Diretor-geral vai avaliar criação de "novas formas de apoio" às artes

por Lusa

O Diretor-geral das Artes, Américo Rodrigues, disse hoje que vai ser feita uma análise dos concursos de apoio para avaliar com a tutela da Cultura a necessidade de "criar novas formas de apoio" às entidades artísticas nacionais.

A Direção-Geral das Artes (DGArtes) comunicou hoje os resultados provisórios destes concursos às entidades que se tinham candidatado: os júris selecionaram 102 para apoio, num total de 177 candidaturas elegíveis.

O novo modelo de apoio, que entrou em vigor em 2018, foi fortemente contestado por artistas e agentes culturais, que em abril desse ano realizaram várias manifestações de protesto a nível nacional.

Respondendo a esses protestos, a anterior tutela da Cultura, liderada pelo ministro Luís Filipe Castro Mendes, voltou a ouvir os artistas, com o objetivo de recolher contributos para a melhoria do modelo, através de um Grupo de Trabalho que deu contributos à remodelação atualmente em vigor e que pautou estes concursos.

"A vontade da DGArtes é melhorar o apoio às artes e a relação com o meio artístico. Essa análise só pode ser feita depois de terminado o atual ciclo de concursos", disse o responsável, contactado pela agência Lusa.

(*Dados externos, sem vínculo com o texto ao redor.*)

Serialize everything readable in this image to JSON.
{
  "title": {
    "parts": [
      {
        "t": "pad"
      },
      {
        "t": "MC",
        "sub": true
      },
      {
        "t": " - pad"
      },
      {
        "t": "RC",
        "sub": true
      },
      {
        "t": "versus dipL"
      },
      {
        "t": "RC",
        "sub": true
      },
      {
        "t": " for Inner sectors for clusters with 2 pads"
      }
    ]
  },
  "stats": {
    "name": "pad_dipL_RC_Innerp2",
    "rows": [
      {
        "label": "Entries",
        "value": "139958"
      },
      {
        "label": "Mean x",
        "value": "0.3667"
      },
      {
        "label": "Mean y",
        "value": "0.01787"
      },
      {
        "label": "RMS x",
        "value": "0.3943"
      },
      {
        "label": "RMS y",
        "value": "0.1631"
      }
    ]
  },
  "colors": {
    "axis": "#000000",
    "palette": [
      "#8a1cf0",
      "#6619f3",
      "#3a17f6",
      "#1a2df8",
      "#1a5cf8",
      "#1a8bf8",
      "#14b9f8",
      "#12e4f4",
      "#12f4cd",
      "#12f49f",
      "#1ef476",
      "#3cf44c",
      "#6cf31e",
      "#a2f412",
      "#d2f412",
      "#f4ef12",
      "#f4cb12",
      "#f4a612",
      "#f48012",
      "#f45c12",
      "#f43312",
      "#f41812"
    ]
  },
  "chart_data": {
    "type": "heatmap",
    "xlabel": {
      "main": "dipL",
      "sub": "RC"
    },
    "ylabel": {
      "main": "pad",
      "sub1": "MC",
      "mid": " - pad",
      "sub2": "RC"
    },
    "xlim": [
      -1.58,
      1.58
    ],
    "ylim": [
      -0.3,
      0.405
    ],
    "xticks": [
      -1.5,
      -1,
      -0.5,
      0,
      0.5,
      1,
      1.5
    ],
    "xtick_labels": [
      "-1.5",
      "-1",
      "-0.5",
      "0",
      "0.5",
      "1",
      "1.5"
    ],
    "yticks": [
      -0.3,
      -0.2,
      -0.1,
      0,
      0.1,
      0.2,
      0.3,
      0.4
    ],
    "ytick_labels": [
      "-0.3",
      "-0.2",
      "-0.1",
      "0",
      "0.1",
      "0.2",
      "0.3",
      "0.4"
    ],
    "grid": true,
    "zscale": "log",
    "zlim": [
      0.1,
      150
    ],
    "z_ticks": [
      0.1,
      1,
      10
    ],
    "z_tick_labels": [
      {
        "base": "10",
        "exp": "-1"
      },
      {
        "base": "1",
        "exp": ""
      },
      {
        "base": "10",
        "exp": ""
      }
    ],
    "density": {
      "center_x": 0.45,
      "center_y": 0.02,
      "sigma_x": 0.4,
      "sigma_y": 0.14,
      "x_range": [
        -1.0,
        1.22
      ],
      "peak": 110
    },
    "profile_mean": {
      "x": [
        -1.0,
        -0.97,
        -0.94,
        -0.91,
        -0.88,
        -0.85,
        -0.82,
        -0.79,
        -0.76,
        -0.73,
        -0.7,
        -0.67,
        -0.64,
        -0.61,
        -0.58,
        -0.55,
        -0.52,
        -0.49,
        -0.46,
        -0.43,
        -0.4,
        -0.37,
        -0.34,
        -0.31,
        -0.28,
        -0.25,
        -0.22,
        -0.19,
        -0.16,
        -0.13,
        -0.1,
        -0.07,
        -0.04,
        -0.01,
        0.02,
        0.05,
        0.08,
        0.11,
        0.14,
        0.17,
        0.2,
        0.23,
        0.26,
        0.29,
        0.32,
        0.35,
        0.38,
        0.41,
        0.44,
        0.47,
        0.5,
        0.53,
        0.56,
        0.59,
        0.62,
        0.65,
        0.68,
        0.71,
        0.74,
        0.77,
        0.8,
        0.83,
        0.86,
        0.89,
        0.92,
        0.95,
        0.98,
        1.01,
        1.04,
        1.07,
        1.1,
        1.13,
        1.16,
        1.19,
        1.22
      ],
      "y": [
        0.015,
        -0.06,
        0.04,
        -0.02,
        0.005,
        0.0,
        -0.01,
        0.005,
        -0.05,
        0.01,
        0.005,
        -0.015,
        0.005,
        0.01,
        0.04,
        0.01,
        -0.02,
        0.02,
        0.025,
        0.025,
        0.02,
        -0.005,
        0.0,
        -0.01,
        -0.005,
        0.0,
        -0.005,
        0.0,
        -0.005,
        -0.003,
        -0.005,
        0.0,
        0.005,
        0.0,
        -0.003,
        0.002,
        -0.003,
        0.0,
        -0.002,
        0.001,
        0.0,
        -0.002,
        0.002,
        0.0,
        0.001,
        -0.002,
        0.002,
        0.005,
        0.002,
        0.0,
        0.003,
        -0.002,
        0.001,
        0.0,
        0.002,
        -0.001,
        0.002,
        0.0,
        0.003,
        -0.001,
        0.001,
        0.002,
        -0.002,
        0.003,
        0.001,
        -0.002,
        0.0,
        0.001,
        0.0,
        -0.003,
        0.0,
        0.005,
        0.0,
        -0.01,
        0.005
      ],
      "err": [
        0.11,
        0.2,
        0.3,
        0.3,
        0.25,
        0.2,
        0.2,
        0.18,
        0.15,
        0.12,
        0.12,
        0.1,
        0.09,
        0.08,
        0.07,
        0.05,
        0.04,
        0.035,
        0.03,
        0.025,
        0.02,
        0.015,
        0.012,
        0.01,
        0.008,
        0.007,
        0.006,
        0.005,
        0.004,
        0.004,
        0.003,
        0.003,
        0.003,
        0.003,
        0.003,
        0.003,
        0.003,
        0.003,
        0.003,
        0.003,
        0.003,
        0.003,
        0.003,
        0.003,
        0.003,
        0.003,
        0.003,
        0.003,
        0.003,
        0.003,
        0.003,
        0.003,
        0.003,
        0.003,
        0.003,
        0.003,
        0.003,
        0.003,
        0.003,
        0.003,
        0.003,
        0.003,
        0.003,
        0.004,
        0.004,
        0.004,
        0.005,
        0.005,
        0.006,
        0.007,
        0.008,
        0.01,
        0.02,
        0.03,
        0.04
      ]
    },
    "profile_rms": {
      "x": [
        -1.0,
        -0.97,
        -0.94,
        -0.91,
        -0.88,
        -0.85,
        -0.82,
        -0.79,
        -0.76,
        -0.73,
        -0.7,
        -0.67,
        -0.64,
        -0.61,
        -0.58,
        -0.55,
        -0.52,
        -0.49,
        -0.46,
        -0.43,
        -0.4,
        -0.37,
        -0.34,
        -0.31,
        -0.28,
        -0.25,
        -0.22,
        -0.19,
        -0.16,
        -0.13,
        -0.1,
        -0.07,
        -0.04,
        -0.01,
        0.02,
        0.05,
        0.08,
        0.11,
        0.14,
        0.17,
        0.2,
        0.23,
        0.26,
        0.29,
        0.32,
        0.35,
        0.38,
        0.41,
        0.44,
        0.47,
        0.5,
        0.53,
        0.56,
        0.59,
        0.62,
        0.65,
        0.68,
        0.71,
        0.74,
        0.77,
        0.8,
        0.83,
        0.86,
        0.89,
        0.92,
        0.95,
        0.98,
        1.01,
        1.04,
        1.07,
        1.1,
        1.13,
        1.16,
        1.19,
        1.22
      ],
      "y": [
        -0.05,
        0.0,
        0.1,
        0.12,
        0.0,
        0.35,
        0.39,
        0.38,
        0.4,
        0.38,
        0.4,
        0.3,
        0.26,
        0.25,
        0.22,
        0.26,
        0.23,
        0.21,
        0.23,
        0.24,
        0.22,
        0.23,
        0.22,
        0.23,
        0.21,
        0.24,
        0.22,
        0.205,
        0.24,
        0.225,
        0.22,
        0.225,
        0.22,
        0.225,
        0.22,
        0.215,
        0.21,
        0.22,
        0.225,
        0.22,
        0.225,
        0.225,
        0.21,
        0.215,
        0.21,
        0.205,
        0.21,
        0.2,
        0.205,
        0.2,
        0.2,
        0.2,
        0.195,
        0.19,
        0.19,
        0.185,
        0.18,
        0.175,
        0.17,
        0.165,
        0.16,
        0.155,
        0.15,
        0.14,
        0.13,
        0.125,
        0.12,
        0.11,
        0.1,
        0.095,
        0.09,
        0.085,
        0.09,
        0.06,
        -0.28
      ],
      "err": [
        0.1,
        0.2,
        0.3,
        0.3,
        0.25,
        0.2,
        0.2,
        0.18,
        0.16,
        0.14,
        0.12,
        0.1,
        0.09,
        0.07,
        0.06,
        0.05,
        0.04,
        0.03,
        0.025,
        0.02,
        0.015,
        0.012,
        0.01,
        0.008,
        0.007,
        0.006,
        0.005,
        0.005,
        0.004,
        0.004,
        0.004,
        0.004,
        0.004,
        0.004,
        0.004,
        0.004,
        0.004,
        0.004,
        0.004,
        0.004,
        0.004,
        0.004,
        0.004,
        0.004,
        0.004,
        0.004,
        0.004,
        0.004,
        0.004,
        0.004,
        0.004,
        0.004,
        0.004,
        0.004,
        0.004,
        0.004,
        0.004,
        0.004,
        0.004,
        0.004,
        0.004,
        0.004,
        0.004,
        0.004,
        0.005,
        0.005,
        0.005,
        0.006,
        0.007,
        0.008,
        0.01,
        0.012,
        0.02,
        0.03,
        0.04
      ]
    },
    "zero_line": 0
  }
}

Das 196 candidaturas apresentadas aos Concursos Sustentados Bienais 2020/2021, 177 foram consideradas elegíveis pelos júris independentes, e, destas, 102 vão receber apoio, enquanto 75, embora elegíveis, não receberão apoio, e 19 foram consideradas não elegíveis pelos júris, de acordo com os resultados provisórios hoje divulgados pela entidade responsável pela organização dos concursos.

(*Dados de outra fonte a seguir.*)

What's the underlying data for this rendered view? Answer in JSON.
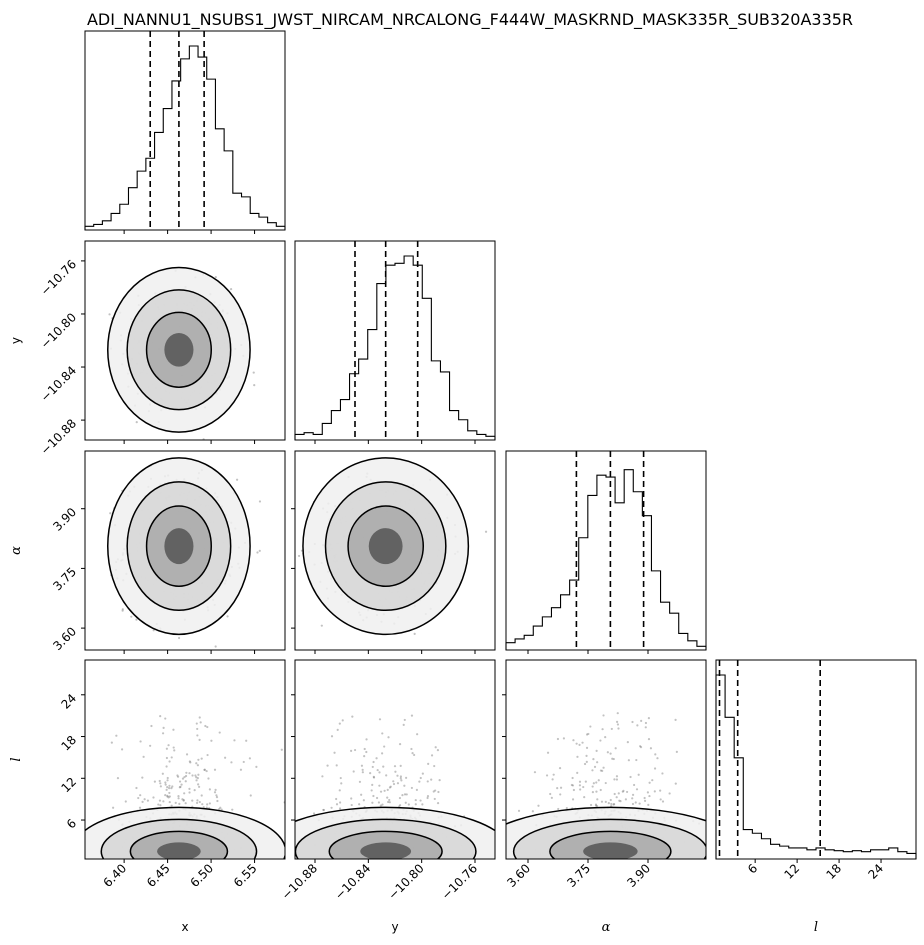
{
  "chart_data": {
    "type": "corner",
    "title": "ADI_NANNU1_NSUBS1_JWST_NIRCAM_NRCALONG_F444W_MASKRND_MASK335R_SUB320A335R",
    "parameters": [
      {
        "label": "x",
        "range": [
          6.355,
          6.585
        ],
        "ticks": [
          6.4,
          6.45,
          6.5,
          6.55
        ],
        "tick_labels": [
          "6.40",
          "6.45",
          "6.50",
          "6.55"
        ],
        "quantiles": [
          6.43,
          6.463,
          6.492
        ],
        "histogram": [
          0.02,
          0.03,
          0.05,
          0.09,
          0.14,
          0.23,
          0.32,
          0.39,
          0.53,
          0.66,
          0.81,
          0.93,
          1.0,
          0.94,
          0.82,
          0.55,
          0.43,
          0.2,
          0.18,
          0.09,
          0.07,
          0.04,
          0.02
        ]
      },
      {
        "label": "y",
        "range": [
          -10.895,
          -10.745
        ],
        "ticks": [
          -10.88,
          -10.84,
          -10.8,
          -10.76
        ],
        "tick_labels": [
          "−10.88",
          "−10.84",
          "−10.80",
          "−10.76"
        ],
        "quantiles": [
          -10.85,
          -10.827,
          -10.803
        ],
        "histogram": [
          0.03,
          0.04,
          0.03,
          0.09,
          0.16,
          0.22,
          0.36,
          0.44,
          0.6,
          0.85,
          0.95,
          0.96,
          1.0,
          0.95,
          0.77,
          0.43,
          0.37,
          0.16,
          0.11,
          0.05,
          0.03,
          0.02
        ]
      },
      {
        "label": "α",
        "range": [
          3.545,
          4.045
        ],
        "ticks": [
          3.6,
          3.75,
          3.9
        ],
        "tick_labels": [
          "3.60",
          "3.75",
          "3.90"
        ],
        "quantiles": [
          3.721,
          3.806,
          3.889
        ],
        "histogram": [
          0.04,
          0.06,
          0.08,
          0.13,
          0.18,
          0.23,
          0.3,
          0.38,
          0.61,
          0.84,
          0.95,
          0.94,
          0.8,
          0.98,
          0.86,
          0.73,
          0.43,
          0.26,
          0.2,
          0.09,
          0.05,
          0.02
        ]
      },
      {
        "label": "l",
        "range": [
          0.4,
          29.0
        ],
        "ticks": [
          6,
          12,
          18,
          24
        ],
        "tick_labels": [
          "6",
          "12",
          "18",
          "24"
        ],
        "quantiles": [
          0.9,
          3.5,
          15.3
        ],
        "histogram": [
          1.0,
          0.77,
          0.55,
          0.16,
          0.14,
          0.11,
          0.08,
          0.07,
          0.06,
          0.06,
          0.05,
          0.06,
          0.05,
          0.045,
          0.04,
          0.045,
          0.04,
          0.05,
          0.05,
          0.06,
          0.04,
          0.03
        ]
      }
    ],
    "grid": false
  }
}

A partir de segunda-feira, segue-se a fase de audiência de interessados, que terminará no dia 25 de outubro, e o diretor-geral estima que os contratos com as estruturas com apoio se realizem até ao final do ano corrente.

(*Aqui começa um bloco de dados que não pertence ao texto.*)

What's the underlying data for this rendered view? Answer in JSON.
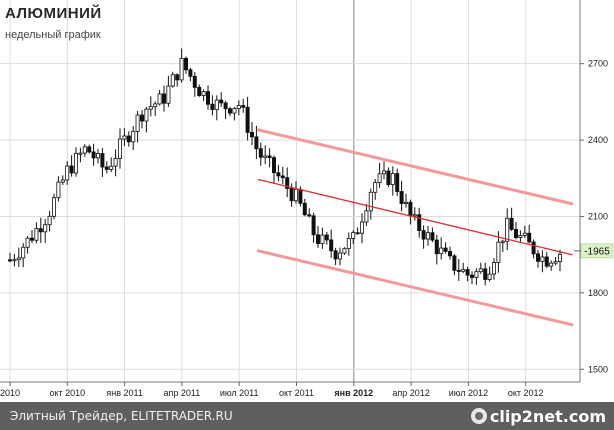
{
  "header": {
    "title": "АЛЮМИНИЙ",
    "subtitle": "недельный график"
  },
  "footer": {
    "source": "Элитный Трейдер, ELITETRADER.RU",
    "logo": "clip2net.com"
  },
  "colors": {
    "candle": "#111111",
    "channel": "#f29a9a",
    "trend": "#e03030",
    "price_tag_bg": "#ddf2c8",
    "footer_bg": "#5f5f5f"
  },
  "chart_data": {
    "type": "candlestick",
    "title": "АЛЮМИНИЙ",
    "subtitle": "недельный график",
    "ylim": [
      1450,
      2950
    ],
    "yticks": [
      1500,
      1800,
      2100,
      2400,
      2700
    ],
    "ytick_labels": [
      "1500",
      "1800",
      "2100",
      "2400",
      "2700"
    ],
    "last_price_label": "1965",
    "last_price": 1965,
    "xticks": [
      {
        "label": "2010",
        "date": "2010-07",
        "bold": false
      },
      {
        "label": "окт 2010",
        "date": "2010-10",
        "bold": false
      },
      {
        "label": "янв 2011",
        "date": "2011-01",
        "bold": false
      },
      {
        "label": "апр 2011",
        "date": "2011-04",
        "bold": false
      },
      {
        "label": "июл 2011",
        "date": "2011-07",
        "bold": false
      },
      {
        "label": "окт 2011",
        "date": "2011-10",
        "bold": false
      },
      {
        "label": "янв 2012",
        "date": "2012-01",
        "bold": true
      },
      {
        "label": "апр 2012",
        "date": "2012-04",
        "bold": false
      },
      {
        "label": "июл 2012",
        "date": "2012-07",
        "bold": false
      },
      {
        "label": "окт 2012",
        "date": "2012-10",
        "bold": false
      }
    ],
    "anchors": [
      [
        "2010-07",
        1930
      ],
      [
        "2010-08",
        2010
      ],
      [
        "2010-09",
        2110
      ],
      [
        "2010-10",
        2280
      ],
      [
        "2010-11",
        2370
      ],
      [
        "2010-12",
        2280
      ],
      [
        "2011-01",
        2400
      ],
      [
        "2011-02",
        2520
      ],
      [
        "2011-03",
        2560
      ],
      [
        "2011-04",
        2700
      ],
      [
        "2011-05",
        2590
      ],
      [
        "2011-06",
        2530
      ],
      [
        "2011-07",
        2540
      ],
      [
        "2011-08",
        2350
      ],
      [
        "2011-09",
        2260
      ],
      [
        "2011-10",
        2170
      ],
      [
        "2011-11",
        2020
      ],
      [
        "2011-12",
        1960
      ],
      [
        "2012-01",
        2010
      ],
      [
        "2012-02",
        2230
      ],
      [
        "2012-03",
        2260
      ],
      [
        "2012-04",
        2090
      ],
      [
        "2012-05",
        2010
      ],
      [
        "2012-06",
        1920
      ],
      [
        "2012-07",
        1870
      ],
      [
        "2012-08",
        1890
      ],
      [
        "2012-09",
        2060
      ],
      [
        "2012-10",
        2000
      ],
      [
        "2012-11",
        1930
      ],
      [
        "2012-12",
        1965
      ]
    ],
    "lines": [
      {
        "name": "channel-upper",
        "from": [
          "2011-08",
          2440
        ],
        "to": [
          "2012-12",
          2150
        ]
      },
      {
        "name": "trend",
        "from": [
          "2011-08",
          2245
        ],
        "to": [
          "2012-12",
          1950
        ]
      },
      {
        "name": "channel-lower",
        "from": [
          "2011-08",
          1965
        ],
        "to": [
          "2012-12",
          1675
        ]
      }
    ]
  }
}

"No final do ciclo vamos olhar para tudo isto, discutir e avaliar se é possível criar outras formas de apoio", apontou o responsável, acrescentando que "a missão da DGArtes é também propor outras formas de apoiar as entidades", disse.

A intenção de Américo Rodrigues - que entrou em funções em fevereiro deste ano - é que, "depois de encerrado este ciclo com a assinatura dos contratos, a DGArtes e os representantes das entidades e o Ministério da Cultura façam uma avaliação crítica sobre o que significam estes resultados, para que se possam propor novas formas de apoio às artes e outras formas de cumprir a missão" [da DGArtes].

O responsável indicou que, já neste modelo de apoio atualizado, entre outras alterações consensuais que tinham sido propostas, "foi simplificado o processo de várias formas".

"Os formulários são muito mais simples, as entidades propõem um plano de atividades para o primeiro ano e para o segundo só é preciso uma síntese, há uma separação entre a criação e a programação, os critérios de avaliação também foram alterados, o que facilita a elegibilidade", disse, como exemplos.

Sustentando que "a vontade da DGArtes é melhorar a relação com as entidades e o apoio às artes em particular", Américo Rodrigues defendeu que, "a partir de janeiro [de 2020], será necessário falar sobre todos os resultados ligados ao chamado novo modelo de apoio às artes e às propostas do Grupo de Trabalho".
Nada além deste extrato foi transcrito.